Ristorante etnico come un lager: 60 ore di lavoro a settimana per 3 € all’ora
Dici ristorante etnico e sei sicuro che agli italiani, magari campanilisti quando devono mettersi a tavola, l’idea piace. Siamo curiosi di conoscere e sperimentare le cucine degli altri.
A volte, però, dietro a un mondo affascinante, dietro insomma a un ristorante etnico, si nascondono situazioni incresciose, se non proprio dei simil lager. Succedeva fino a qualche giorno fa in un ristorante di Pordenone, il cui nome non è stato reso pubblico, ora chiuso per aver sfruttato il lavoro dei 10 dipendenti.
I due titolari sono stati denunciati per una serie nutrita di reati. Lesioni colpose, minacce nei confronti di un lavoratore, falso documentale, uso indebito di sistemi di controllo dei lavoratori.
È scattata una multa di oltre 20 mila euro comminata per: impiego di lavoratori «in nero», registrazione irregolare delle ore lavorative e superamento dell’orario massimo di lavoro consentito.
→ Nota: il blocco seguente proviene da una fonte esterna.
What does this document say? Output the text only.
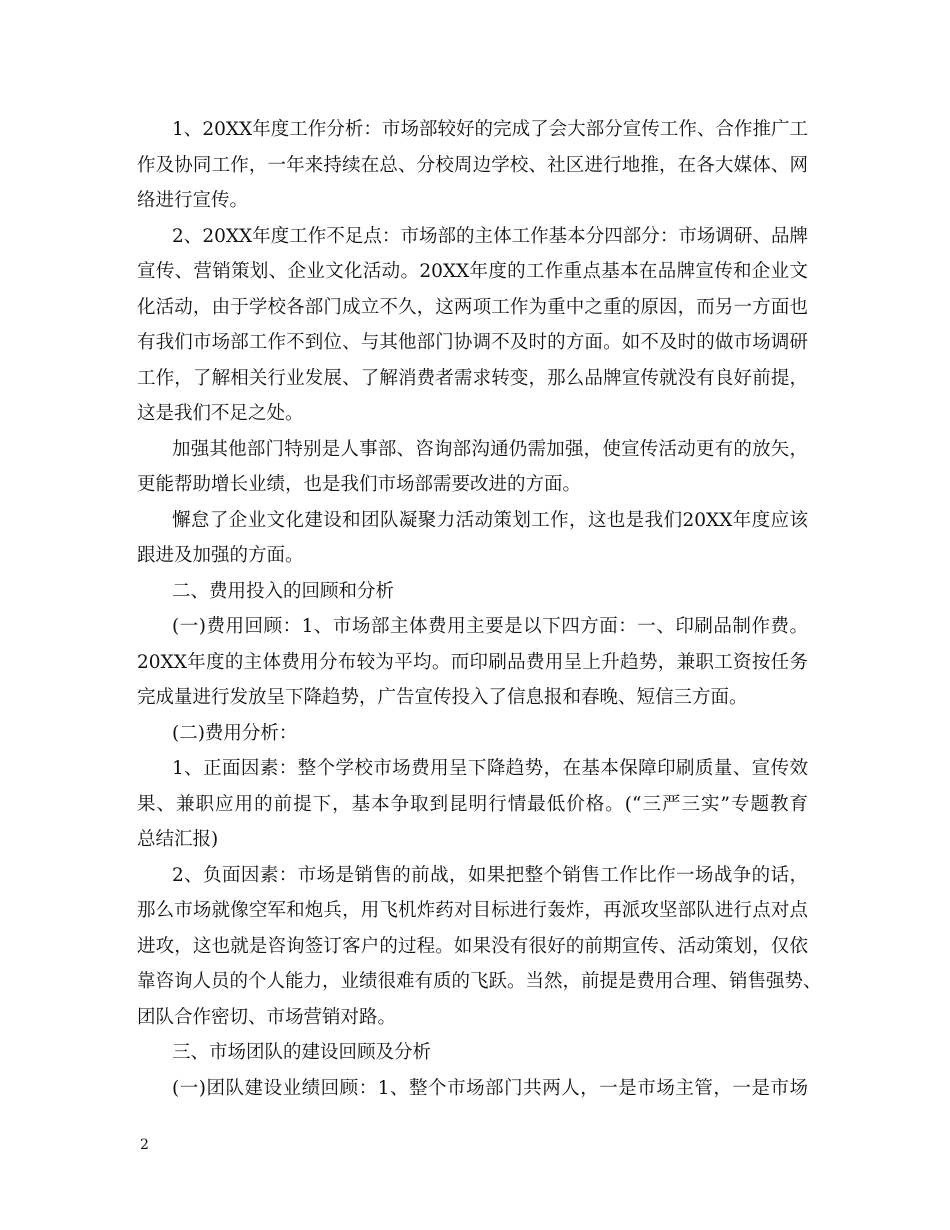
1、20XX年度工作分析：市场部较好的完成了会大部分宣传工作、合作推广工
作及协同工作，一年来持续在总、分校周边学校、社区进行地推，在各大媒体、网
络进行宣传。
2、20XX年度工作不足点：市场部的主体工作基本分四部分：市场调研、品牌
宣传、营销策划、企业文化活动。20XX年度的工作重点基本在品牌宣传和企业文
化活动，由于学校各部门成立不久，这两项工作为重中之重的原因，而另一方面也
有我们市场部工作不到位、与其他部门协调不及时的方面。如不及时的做市场调研
工作，了解相关行业发展、了解消费者需求转变，那么品牌宣传就没有良好前提，
这是我们不足之处。
加强其他部门特别是人事部、咨询部沟通仍需加强，使宣传活动更有的放矢，
更能帮助增长业绩，也是我们市场部需要改进的方面。
懈怠了企业文化建设和团队凝聚力活动策划工作，这也是我们20XX年度应该
跟进及加强的方面。
二、费用投入的回顾和分析
(一)费用回顾：1、市场部主体费用主要是以下四方面：一、印刷品制作费。
20XX年度的主体费用分布较为平均。而印刷品费用呈上升趋势，兼职工资按任务
完成量进行发放呈下降趋势，广告宣传投入了信息报和春晚、短信三方面。
(二)费用分析：
1、正面因素：整个学校市场费用呈下降趋势，在基本保障印刷质量、宣传效
果、兼职应用的前提下，基本争取到昆明行情最低价格。(“三严三实”专题教育
总结汇报)
2、负面因素：市场是销售的前战，如果把整个销售工作比作一场战争的话，
那么市场就像空军和炮兵，用飞机炸药对目标进行轰炸，再派攻坚部队进行点对点
进攻，这也就是咨询签订客户的过程。如果没有很好的前期宣传、活动策划，仅依
靠咨询人员的个人能力，业绩很难有质的飞跃。当然，前提是费用合理、销售强势、
团队合作密切、市场营销对路。
三、市场团队的建设回顾及分析
(一)团队建设业绩回顾：1、整个市场部门共两人，一是市场主管，一是市场
2
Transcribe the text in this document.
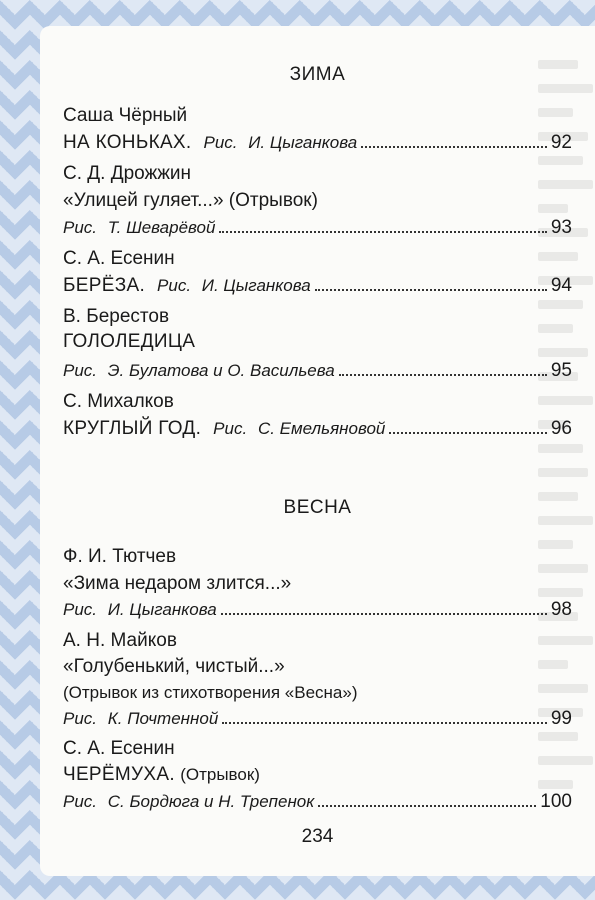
ЗИМА
Саша Чёрный
НА КОНЬКАХ. Рис. И. Цыганкова	92
С. Д. Дрожжин
«Улицей гуляет...» (Отрывок)
Рис. Т. Шеварёвой	93
С. А. Есенин
БЕРЁЗА. Рис. И. Цыганкова	94
В. Берестов
ГОЛОЛЕДИЦА
Рис. Э. Булатова и О. Васильева	95
С. Михалков
КРУГЛЫЙ ГОД. Рис. С. Емельяновой	96
ВЕСНА
Ф. И. Тютчев
«Зима недаром злится...»
Рис. И. Цыганкова	98
А. Н. Майков
«Голубенький, чистый...»
(Отрывок из стихотворения «Весна»)
Рис. К. Почтенной	99
С. А. Есенин
ЧЕРЁМУХА. (Отрывок)
Рис. С. Бордюга и Н. Трепенок	100
234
Il ristorante dovrà anche versare circa 140 mila euro di contributi previdenziali a causa degli orari effettivamente svolti dai propri lavoratori.
3 euro netti all’ora
Gli accertamenti del Nucleo Carabinieri Ispettorato del Lavoro di Pordenone ha fatto emergere una situazione comune a tutti i dipendenti, sia stranieri che italiani giovani. Come ha raccontato Il Gazzettino, i lavoratori svolgevano oltre 60 ore settimanali non contabilizzate in busta paga. Venivano retribuiti con la paga prevista per il contratto part-time anche se lavoravano per un numero di ore molto superiore. Ne risultava un salario di circa 3 euro netti all’ora.
Ma non basta. All’interno del locale era stata installata una web-cam, ora sequestrata, usata dai titolari per avere il controllo continuo e in tempo reale dei propri dipendenti, così da poterli esortare a essere più attivi.
Il punto più basso si è toccato quando uno dei dipendenti, senza contratto, è stato minacciato per non denunciare agli uffici competenti una grave infortunio accaduto durante l’orario di lavoro.